Albin Michel, janvier 2017,lien 256 pages, 19 euros

4ème de couverture — « Faire durer le suspense comme Shéhérazade, en évitant de me mettre à dos les soignants, c’est le mieux que je puisse espérer, si j’ai bien compris la nature de ma maladie. »  Dans cet essai très personnel, Ruwen Ogien suit et questionne avec humour et perspicacité le parcours du malade, les images de la maladie, les métaphores pour la dire, pour l’oublier ou pour en faire autre chose qu’elle n’est. Ne dit-on pas souvent qu'elle serait un défi à relever, un test pour s'éprouver, une expérience qui, une fois dépassée, pourrait même nous enrichir ? Farouche adversaire d’un tel « dolorisme », Ruwen Ogien ne trouve aucune vertu à la souffrance : à ses yeux, ce qui ne tue pas ne rend pas plus fort, et la résilience n'est pas la panacée.   Un livre fort, une pensée vive qui nous aide à comprendre le quotidien de la maladie, à prendre conscience qu’elle a bien des causes, mais certainement pas des raisons. — Directeur de recherches au CNRS, philosophe, défenseur d’une conception « minimaliste » de l’éthique, Ruwen Ogien est l’auteur de nombreux ouvrages, dont L’influence de l’odeur des croissants chauds sur la bonté humaine et autres questions de philosophie morale expérimentale (2011), Philosopher ou faire l’amour (2013), Mon dîner chez les cannibales et autres chroniques sur le monde d’aujourd’hui (2015).Si c'est un livre sur l'insomnie que vous venez cherchez ici, vous serez déçu.
D'ailleurs, l'insomnie est-elle une maladie ? C'est l'une des premières questions que le philosophe pose : c'est quoi être malade. Pas si facile de répondre.
Pour circonscrire le propos de son essai, Ruwen Ogien choisit (si l'on peut dire) de parler de ce qu'il connait : la longue maladie dont on ne guérit pas, l'affection longue durée inscrite sur la carte vitale, celle dont il est atteint depuis quatre ans, le cancer.
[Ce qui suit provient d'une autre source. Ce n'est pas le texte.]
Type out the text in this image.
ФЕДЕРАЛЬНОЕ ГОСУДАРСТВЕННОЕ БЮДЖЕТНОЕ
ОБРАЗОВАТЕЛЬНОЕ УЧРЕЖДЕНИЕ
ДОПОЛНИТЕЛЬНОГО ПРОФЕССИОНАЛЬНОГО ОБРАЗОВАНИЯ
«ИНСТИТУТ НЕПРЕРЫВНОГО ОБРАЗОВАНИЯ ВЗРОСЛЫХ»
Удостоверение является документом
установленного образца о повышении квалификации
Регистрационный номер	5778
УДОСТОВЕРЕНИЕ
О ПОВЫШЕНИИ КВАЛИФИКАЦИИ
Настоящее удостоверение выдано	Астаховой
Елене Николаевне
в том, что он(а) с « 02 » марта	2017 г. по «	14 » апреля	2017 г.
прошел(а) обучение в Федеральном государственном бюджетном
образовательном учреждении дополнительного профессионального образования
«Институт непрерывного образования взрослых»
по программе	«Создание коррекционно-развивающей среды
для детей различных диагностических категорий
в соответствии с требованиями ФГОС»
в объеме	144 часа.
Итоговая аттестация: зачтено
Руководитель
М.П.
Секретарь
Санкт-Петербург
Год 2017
“ J'ai beaucoup hésité, bien sûr, à étaler ainsi une partie de ma vie privée pour un bénéfice intellectuel qu'on peut juger dérisoire. Mais j'ai fini par trouver qu'il n'y avait pas de bonnes raisons de faire silence sur ce qui nous préoccupe tous : la santé, la maladie. J'ai même, à présent, le sentiment que refuser de l'exposer ainsi n'est rien d'autre qu'une posture élitiste, un moyen de faire savoir qu'on n'appartient pas à la masse bavarde des mortels. ”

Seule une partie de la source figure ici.